あなたになれたら。
昨晩、ある方の食事会に参加させてもらった。
おいしい手料理をごちそうになり、面白い話をたくさんして、気づいたら六時間過ぎていた。帰り際になっても、もっともっと話したいことがあった。
「資産がだんだん殖えていく性質をもつとしたら、それはお金ではなく、愛情とか友達とか人間関係だと思うんですよね」
とその人は言っていた。で、そのとおり生きているのがよく分かった。
その人には「くつろぎ」があった。
自分がつくったごはんを誰かがよろこんで食べてくれるのがうれしいと言っていたし、実際にそう感じられた。人を招いておしゃべりをするのを心から楽しんでいるのが分かった。
なぜ分かったかというと、僕自身が元気になったからだ。
見ず知らずの人にいきなりオープンになり、マシンガンのようにしゃべりたいと思うことは、そんなにないことだったから。
「フロントエンド」「バックエンド」という考え方がビジネスにはある。
お茶会や食事会のような比較的価格の安い集まりで知り合って、信頼関係を築くことが、その後の高額商品のセールスにつながるという考え方だ。
この日の食事会は、それとは違うものだった。
「ただ、楽しい時間をすごしたい」というだけで、その後にセールスをしたいという意図はみじんもないのが分かった。
でも、助けを求めたいときに彼の顔は浮かぶだろうなと思った。同じものを買うなら、彼から買いたいと思った。
「あなたとたのしい時間が過ごせますように」
あったのは、それだけだったように思う。
だから、ものすごく楽しかった。
微妙なちがいなのだけれど、この違いは大きいと思っている。
だから、僕はつくづく「この人になれたらなあ」と思った。
あなたになれたら。
そう思うことが時々ある。
大抵、自分には欠けていて、問題を解決するにはそうなればいいと分かっているのになれないものを指して、そう思う。
この日の彼のたたずまいは、まさにそうだった。
「くつろぎ」とさっき僕は評したけれど、あの料理の感じ、部屋の感じ、BGMの感じ、話した心地、聞いた心地、全部が風のように通りが良くて、気持ちよかった。
なにより彼は「もてなす」ことができた。
料理で、知識で、聞き方で、その存在で。
あれなんだよなぁ。
と僕は思い、同じく同席していた奥さんとそんな話をした。
でも実際は
私以外私じゃないの
当たり前だけどね
(ゲスの極み乙女『私以外私じゃないの』より)
なわけで、その人以外その人じゃないし、僕以外僕じゃないので、僕はすぐにその人にはなれない。料理は嫌いだから、つくってふるまうなんて考えられないしね。
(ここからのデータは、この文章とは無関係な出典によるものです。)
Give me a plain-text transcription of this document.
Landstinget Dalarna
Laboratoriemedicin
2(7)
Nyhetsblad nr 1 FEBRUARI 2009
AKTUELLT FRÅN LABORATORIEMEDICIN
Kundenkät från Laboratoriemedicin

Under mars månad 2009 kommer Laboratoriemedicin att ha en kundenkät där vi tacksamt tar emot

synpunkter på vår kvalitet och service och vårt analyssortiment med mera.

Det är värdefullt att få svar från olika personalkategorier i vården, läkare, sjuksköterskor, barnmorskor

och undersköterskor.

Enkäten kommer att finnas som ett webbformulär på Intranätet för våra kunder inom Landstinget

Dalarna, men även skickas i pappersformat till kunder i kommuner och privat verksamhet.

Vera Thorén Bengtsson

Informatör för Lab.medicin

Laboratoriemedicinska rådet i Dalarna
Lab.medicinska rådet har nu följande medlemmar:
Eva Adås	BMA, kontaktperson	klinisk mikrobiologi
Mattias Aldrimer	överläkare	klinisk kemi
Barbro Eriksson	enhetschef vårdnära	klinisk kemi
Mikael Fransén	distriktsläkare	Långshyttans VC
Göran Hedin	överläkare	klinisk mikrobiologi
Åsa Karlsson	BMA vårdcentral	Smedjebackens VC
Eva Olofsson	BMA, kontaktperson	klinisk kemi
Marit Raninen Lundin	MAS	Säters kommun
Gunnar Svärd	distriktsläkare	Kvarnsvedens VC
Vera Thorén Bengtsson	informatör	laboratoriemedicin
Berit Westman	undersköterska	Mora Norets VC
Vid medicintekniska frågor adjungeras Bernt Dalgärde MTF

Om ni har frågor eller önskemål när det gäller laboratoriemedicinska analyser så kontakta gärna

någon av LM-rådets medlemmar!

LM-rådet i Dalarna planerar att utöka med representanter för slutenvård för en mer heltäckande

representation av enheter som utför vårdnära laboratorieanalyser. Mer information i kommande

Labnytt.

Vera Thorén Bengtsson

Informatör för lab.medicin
でも、なにかの形で「もてなす」ことができたらなあとは思った。
「あなたとたのしい時間がすごせますように」
という願いは、僕も持っているものだから。
さて、なにができるのだろう。
その日誉められたのは「ごはんをぱくぱくおいしそうに食べること」だった。これは昔からずいぶんよく言われてきたことだ。
でも一体、これがなににつながるのだろう。
もてなされるのは得意なんだけどな。